Enfin, le Ceará est justement l'État brésilien qui présente le plus grand pourcentage de municipalités officiellement reconnues comme partie du Semi-aride: 175 des 184 municipalités de l'État (soit 95% d'elles) (Lemos et al., 2020). Historiquement marqué par une distribution très inégale de l'eau, le Ceará a vécu des nombreuses crises de pénurie hydrique, lesquelles ont entraîné des collapses dans la production économique dans l'État, de manière que le risque hydrologique devient un risque systémique de par son importance et son potentiel multisectoriel (Ceará 2050, 2018). Ce cadre général justifie ainsi l'intérêt d'étudier les mécanismes de gestion et de gouvernance de l'eau dans le Ceará, où la distribution hydrique, les enjeux de la production agricole et les dynamiques sociales de domination s'entremêlent de manière étroite (Burte et al, 2013).

Ce travail s'insère dans le cadre d'un stage au CIRAD - Centre de coopération Internationale en Recherche Agronomique pour le Développement, auprès du projet de recherche-action de nom Sertões1. Soutenu financièrement par l'AFD pour une durée de trois ans, et porté par le Cirad en partenariat avec la Fondation de météorologie et ressources hydriques de l'État du Ceará (FUNCEME), ce projet promeut des échanges entre de nombreux acteurs, des agriculteurs aux gouverneurs, autour de l'usage du territoire et de ses ressources.
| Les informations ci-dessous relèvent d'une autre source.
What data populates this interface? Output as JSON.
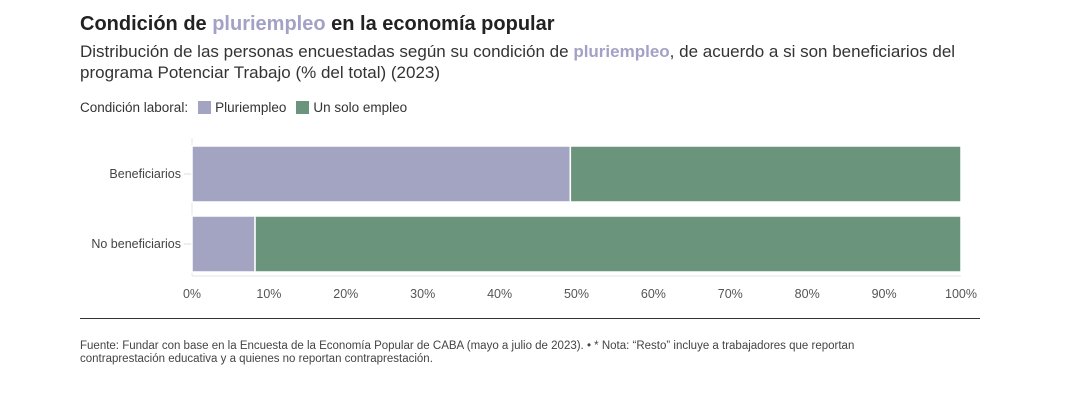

L'objectif est ainsi de co-construire de nouveaux modes de gouvernance locale de l'eau et des zones rurales, tout en identifiant les leviers d'une transition agroécologique (CIRAD, 2021).
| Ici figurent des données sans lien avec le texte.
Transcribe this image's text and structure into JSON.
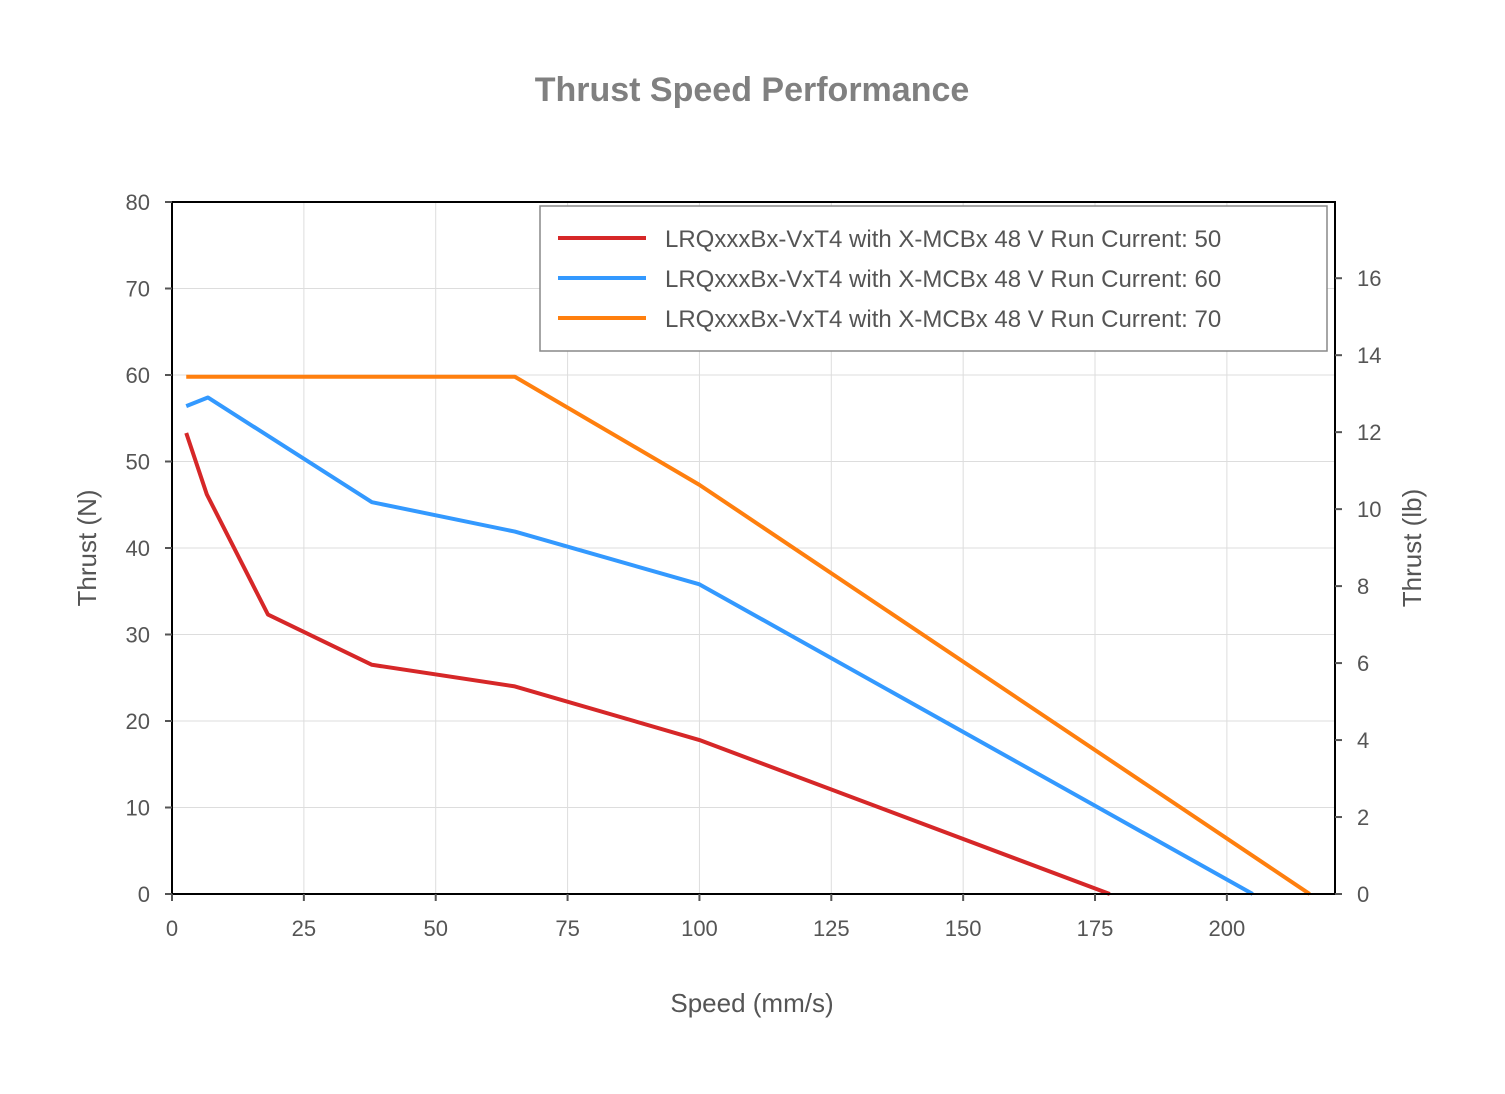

Plus spécifiquement, le présent travail est étroitement lié au Produit 3 du Projet Sertões, lequel correspond à un rapport d'analyse des politiques publiques et des systèmes de gouvernance dans les secteurs de l'eau et de l'agriculture dans l'État du Ceará. En termes généraux, il vise à construire une vision partagée sur la trajectoire des politiques publiques et de la gouvernance, en particulier dans les secteurs de l'eau et de l'agriculture. Cela afin d'aider les parties prenantes à renforcer les processus sous-jacents à une gouvernance efficace des ressources en question, qui soit inclusive et jouisse d'une large

1 Sustentabilidade e Resiliência hídrica e Territorial nos sertões nordestinos («Durabilité et résilience hydrique et territoriale dans les Sertões du Nordeste»).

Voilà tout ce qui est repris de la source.